Theatre for rent in Piraeus


In this post I will focus on a challenging inscription I have been pondering over for a long time. I came across it during my research on Athenian syngraphai (Carusi 2006), but I soon realized that the document allowed for further research in different directions. A few weeks ago I presented a preview of this study at the APA meeting in Philadelphia and I am now writing a longer article on the same topic.

The inscription – a deme decree concerning the lease of the Piraeus theatre in 324/3 (Stroud 1974; Agora XIX L13) – is one of the few documents dealing with the management of an ancient theatre and has recently been the object of much scholarly debate (e.g. Csapo 2007, Slater 2011). As the debate concentrates on whether or not leases were a common and widespread form of management for theatres, scholars have frequently discussed the nature and purpose of the Piraeus agreement and its alleged exceptionality. In my opinion, however, the non-univocal terminology employed in the text and the complexity of its structure have diverted the attention from the correct interpretation of the document.

While the agreement under which the Piraeus deme rents out the theatre is called a lease (misthosis, ll. 8-9), the four men signing the agreement are not called lessees (misthosamenoi), as we might expect, but purchasers (priamenoi and onetai, ll. 22, 28).
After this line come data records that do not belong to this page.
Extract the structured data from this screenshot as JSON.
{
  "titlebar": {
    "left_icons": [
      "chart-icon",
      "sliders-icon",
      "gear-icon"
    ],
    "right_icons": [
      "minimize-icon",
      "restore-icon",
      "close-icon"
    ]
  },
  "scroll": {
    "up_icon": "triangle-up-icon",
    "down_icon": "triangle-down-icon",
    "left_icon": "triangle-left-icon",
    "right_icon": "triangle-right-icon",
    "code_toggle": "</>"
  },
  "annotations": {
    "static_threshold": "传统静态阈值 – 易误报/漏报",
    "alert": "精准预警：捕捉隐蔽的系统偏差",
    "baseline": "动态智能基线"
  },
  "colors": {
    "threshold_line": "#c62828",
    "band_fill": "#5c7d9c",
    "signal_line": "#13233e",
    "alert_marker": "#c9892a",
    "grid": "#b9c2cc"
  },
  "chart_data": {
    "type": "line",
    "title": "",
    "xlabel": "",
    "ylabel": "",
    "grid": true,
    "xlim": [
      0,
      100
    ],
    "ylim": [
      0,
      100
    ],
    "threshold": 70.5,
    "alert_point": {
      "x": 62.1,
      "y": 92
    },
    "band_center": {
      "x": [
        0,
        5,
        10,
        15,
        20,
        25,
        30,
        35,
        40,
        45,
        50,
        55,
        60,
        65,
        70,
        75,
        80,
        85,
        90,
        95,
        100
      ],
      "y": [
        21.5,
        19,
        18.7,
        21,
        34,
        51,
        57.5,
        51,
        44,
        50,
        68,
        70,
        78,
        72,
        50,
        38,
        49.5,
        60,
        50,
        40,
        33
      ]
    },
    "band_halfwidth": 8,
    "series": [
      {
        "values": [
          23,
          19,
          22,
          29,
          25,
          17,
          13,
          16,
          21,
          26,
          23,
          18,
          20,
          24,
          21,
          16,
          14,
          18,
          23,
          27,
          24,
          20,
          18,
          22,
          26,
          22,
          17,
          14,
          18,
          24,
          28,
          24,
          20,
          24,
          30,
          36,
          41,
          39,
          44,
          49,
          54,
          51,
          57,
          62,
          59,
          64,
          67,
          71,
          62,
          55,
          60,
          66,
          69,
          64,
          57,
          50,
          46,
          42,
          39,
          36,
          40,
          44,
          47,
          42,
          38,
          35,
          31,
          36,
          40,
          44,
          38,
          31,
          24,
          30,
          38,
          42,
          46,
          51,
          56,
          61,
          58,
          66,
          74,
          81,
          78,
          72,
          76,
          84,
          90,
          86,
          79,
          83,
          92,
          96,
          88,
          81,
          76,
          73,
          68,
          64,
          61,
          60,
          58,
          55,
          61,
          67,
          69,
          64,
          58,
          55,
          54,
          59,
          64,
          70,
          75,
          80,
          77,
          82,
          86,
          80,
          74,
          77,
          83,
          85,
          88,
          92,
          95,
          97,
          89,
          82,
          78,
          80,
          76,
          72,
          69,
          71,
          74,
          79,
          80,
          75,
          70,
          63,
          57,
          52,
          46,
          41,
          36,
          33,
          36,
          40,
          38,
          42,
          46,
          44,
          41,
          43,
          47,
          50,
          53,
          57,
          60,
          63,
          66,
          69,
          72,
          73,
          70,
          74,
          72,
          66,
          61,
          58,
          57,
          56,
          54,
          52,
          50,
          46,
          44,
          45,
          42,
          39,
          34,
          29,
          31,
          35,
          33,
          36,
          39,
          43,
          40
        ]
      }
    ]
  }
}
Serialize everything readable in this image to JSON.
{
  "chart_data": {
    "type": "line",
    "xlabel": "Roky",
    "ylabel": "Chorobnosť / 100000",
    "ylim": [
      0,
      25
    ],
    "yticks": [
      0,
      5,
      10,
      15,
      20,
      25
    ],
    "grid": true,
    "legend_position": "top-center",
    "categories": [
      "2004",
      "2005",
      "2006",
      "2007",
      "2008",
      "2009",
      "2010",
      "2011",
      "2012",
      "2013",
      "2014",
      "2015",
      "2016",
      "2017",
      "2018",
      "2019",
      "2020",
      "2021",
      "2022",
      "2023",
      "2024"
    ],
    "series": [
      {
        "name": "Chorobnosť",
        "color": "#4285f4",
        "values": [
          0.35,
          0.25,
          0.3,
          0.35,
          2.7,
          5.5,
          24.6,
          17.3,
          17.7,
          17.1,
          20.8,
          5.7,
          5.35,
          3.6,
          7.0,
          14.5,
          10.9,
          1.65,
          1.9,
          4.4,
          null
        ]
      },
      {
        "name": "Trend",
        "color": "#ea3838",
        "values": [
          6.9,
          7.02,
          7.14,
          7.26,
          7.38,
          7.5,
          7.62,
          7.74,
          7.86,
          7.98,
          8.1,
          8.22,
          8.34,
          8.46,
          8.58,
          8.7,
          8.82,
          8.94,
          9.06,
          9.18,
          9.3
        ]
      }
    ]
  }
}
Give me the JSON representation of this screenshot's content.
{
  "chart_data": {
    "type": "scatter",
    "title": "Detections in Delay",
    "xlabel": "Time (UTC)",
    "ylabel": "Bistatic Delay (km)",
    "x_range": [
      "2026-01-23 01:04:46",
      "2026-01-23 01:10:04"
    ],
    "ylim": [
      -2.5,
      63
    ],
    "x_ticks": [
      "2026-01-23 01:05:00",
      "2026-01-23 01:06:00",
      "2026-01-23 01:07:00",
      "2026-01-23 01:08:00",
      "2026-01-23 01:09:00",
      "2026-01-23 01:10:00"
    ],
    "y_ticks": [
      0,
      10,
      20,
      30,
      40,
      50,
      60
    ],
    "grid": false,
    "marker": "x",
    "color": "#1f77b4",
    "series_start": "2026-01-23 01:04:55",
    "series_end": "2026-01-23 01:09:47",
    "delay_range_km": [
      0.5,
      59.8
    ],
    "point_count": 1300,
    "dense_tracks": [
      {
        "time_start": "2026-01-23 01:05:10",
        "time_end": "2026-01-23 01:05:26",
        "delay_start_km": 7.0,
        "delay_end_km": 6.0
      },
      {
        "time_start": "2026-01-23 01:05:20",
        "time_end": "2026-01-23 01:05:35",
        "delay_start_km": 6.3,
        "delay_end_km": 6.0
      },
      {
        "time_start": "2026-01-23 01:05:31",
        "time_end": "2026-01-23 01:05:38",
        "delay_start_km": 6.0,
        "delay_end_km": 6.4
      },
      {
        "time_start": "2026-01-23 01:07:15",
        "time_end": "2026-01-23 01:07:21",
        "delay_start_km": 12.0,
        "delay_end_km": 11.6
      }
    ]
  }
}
This seems to conflict with the common Attic usage (e.g. Xenoph., Vect. 4.19), where one usually rents (misthousthai) public properties, such as plots of lands, houses, etc., but buys (oneisthai, priasthai) the right to collect public revenues, work mines, etc. As there are some exceptions to this usage in the sources, some scholars have concluded that the two terminologies were completely interchangeable or indifferently employed (e.g. Harrison 1968, Csapo 2007).

Even though the analysis of these exceptions shows that the two terminologies can be applied to the same object (e.g. quarries in SEG 28.103, mines in Dion. Hal., Din. 13), it is clear, in my opinion, that each of them refers to a different aspect of the action involved. The sale terminology underlines the fact that a private individual, as a purchaser, buys the right to receive income from the property; the lease terminology points to the conditions of acquisition and enjoyment of the property by the individual, as a lessee. The difference between the two terminologies is also proved by their not completely overlapping usage: in Attic sources the renting of such properties as lands, quarries, and mines can be described as the purchase of the right to receive income from them, but, in contrast, the purchase of the right to collect taxes cannot be defined as «renting» the collection of taxes.

In the light of these considerations, the terminology employed in the decree does not retain any ambiguity and can be easily explained: the four men are described as the purchasers of the theatre, because at the cost of 3,300 dr. (ll. 29-31), they bought the right to receive income from the theatre, i.e. the right to collect the admission fees paid by the spectators (ll. 9-11); the agreement, however, can be correctly described also as a lease, which granted them the enjoyment of a property under certain conditions.

These conditions (synthekai, ll. 20, 26), which were (at least partially) listed in the text of the decree, are completely in line with the terms usually attached to lease agreements. Moreover, as the Piraeus agreement included some building works the four men were bound to perform in the theatre (ll. 20-23), a careful analysis of the text reveals that some elements of the building specifications were included in the decree as well (a fine parallel to this structure are the Attic decrees IG I³ 79 and 84).

This complex structure and the presence of building works do not qualify the Piraeus contract as a different form of agreement, e.g. a contract for services (Papazarkadas 2007), or a kind of liturgy, where the purchasers were unlikely to be recompensed by the admission fees (Walbank 1991).

Construction works could be an integral part of lease contracts without alterations to the nature of the agreement; there is no reason to infer that these particular works were beyond the routine maintenance of a theatre, or that they were the main reason why the deme decided to rent out the theatre. In the same way, there is no need to consider this agreement a sort of liturgy. The decree highlights – as expected – that the lease contract provided the deme with a settled income, while at the same time ensuring the upkeep of the theatre. This does not exclude that admission fees were a satisfying source of income for the purchasers and that profit was a strong motive behind their actions.

Selected Bibliography

C. Carusi, “Alcune considerazioni sulle syngraphai ateniesi del V e del IV secolo a.C.”, ASAA, s. III, 6/I (2006), 11-36.

E.Csapo, “The Men Who Built the Theatres: Theatropolai, Theatronai, and Arkhitektones”, in P. Wilson (ed.), The Greek Theatre and Festivals, Oxford 2007, 87-115.

A.R.W. Harrison, The Law of Athens, I, Oxford 1968.

N. Papazarkadas, “Four Attic Deme Documents Revisited”, ZPE 159 (2007), 155-177.

W. Slater, “Theatres for Hire”, Philologus 155 (2011), 279-291.

R. Stroud, “Three Attic Decrees”, CSCA 7 (1974), 290-298.

M.B. Walbank, Agora XIX. Leases of Public Lands, Princeton 1991, 145-207.